Monday, March 8, 2010

Timing

Timing is a tricky thing.

All the bad things, all the time spent wondering why and when. All the experiences that helped me to understand people and trials. All the pain. All the sorrow. All the times I fell madly in love with a guy, only to have him say--I just don't feel the same. All the times I worked on relationships, and felt like I was doing everything right--only to discover that I wasn't enough. . .

It's hard to not resent years of pain. But right now, I can't even describe how happy I am that he broke my heart, that he found me wanting, that he didn't have the wherewithal to realize how great I am. I am so happy for the heartbreaks of yesterday.

Last year was an awful year. It was horrible. But this year, I decided that no matter what happens, I'm happy. I decided to put myself first and to blame only myself if I wasn't happy. And I've been really happy.

and now, I'm as happy as I have ever been.

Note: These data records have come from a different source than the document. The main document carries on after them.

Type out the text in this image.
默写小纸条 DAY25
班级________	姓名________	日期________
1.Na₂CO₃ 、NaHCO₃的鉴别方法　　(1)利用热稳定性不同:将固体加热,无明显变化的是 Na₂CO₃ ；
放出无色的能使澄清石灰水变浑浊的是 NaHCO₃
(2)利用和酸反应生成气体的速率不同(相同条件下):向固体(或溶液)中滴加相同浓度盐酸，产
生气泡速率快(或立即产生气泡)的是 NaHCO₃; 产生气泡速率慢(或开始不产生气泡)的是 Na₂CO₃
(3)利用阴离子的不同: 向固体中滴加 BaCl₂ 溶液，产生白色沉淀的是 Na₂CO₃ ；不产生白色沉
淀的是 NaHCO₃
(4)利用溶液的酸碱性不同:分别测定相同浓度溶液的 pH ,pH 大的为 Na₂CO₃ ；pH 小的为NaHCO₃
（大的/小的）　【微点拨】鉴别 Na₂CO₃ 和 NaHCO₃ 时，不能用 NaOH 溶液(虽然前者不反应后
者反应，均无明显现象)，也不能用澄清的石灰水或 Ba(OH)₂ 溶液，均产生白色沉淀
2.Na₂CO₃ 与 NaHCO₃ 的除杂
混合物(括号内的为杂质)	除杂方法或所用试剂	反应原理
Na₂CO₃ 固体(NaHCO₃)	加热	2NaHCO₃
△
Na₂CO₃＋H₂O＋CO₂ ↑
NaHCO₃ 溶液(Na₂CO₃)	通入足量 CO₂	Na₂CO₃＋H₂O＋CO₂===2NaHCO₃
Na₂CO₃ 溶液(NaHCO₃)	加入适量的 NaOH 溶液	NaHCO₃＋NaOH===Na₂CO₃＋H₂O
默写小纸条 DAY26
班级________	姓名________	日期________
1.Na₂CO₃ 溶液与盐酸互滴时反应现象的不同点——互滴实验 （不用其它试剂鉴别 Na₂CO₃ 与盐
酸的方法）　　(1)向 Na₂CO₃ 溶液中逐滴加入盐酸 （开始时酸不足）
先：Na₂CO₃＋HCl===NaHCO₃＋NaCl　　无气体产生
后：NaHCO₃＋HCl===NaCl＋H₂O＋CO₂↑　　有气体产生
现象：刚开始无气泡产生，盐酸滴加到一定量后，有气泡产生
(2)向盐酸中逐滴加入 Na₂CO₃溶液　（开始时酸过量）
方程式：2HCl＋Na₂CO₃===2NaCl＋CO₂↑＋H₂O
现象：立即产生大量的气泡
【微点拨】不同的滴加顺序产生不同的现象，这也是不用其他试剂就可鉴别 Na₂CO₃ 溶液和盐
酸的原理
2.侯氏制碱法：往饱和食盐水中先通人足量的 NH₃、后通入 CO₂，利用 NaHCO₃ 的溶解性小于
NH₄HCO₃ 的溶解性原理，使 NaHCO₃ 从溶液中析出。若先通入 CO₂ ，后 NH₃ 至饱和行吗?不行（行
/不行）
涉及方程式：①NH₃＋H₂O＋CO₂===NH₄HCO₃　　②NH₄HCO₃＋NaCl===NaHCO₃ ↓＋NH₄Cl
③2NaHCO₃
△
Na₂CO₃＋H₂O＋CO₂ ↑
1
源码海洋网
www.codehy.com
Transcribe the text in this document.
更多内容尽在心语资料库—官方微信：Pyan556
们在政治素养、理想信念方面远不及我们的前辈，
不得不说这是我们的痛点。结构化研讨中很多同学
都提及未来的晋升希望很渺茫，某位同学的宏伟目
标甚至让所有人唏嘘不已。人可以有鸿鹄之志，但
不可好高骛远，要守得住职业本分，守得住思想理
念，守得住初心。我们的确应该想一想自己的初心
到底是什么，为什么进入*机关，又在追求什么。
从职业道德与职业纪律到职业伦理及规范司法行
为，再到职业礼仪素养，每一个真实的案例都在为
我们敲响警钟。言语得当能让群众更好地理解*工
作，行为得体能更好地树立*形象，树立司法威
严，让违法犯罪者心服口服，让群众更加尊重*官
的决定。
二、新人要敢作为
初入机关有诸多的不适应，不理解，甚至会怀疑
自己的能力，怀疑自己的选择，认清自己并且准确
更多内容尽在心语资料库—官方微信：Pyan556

Life is so stinking good!!

5 comments:

Melanie said...

Way to look at the bright side! Regardless of what happens, always appreciate that some hard things happen to get you to other good things. You have great perspective right now. I can't wait to see how this pans out.

Does he read your blog?

Alicia said...

Yay! I'm so happy too. I'm so happy that someone is finally seeing you for the bright, beautiful, radiant person that we all know you are. And yes, does he read your blog?

Eve said...

I'll let him know about it eventually, but right now--no way! If he does read it--none of this will surprise him any. I just want to keep this for me and my lovely friends. For the time being.

Crystal said...

You pocket-dialed me today and I was so happy you were calling, I said "hello" about 35 times in many tones, volumes, etc...

I know that feeling well. It is like the lyrics to the song I had printed on vellum and mounted over the photo I had of the temple on my sealing announcements...

Every long lost dream, led me to where you are
Others who broke my heart, they were like northern stars
Pointing me on my way, into your loving arms
This much I know is true
That God blessed the broken road
That led me straight to you
Yes He did


Is it not the most-amazing thing to FEEL those words?!

Eve said...

oh drat! Crystal! I was actually calling you. I thought that you had hung up on me. Stupid bluetooth. I was in traffic so I couldn't look down and see the phone. Oh well! Let's chat soon!!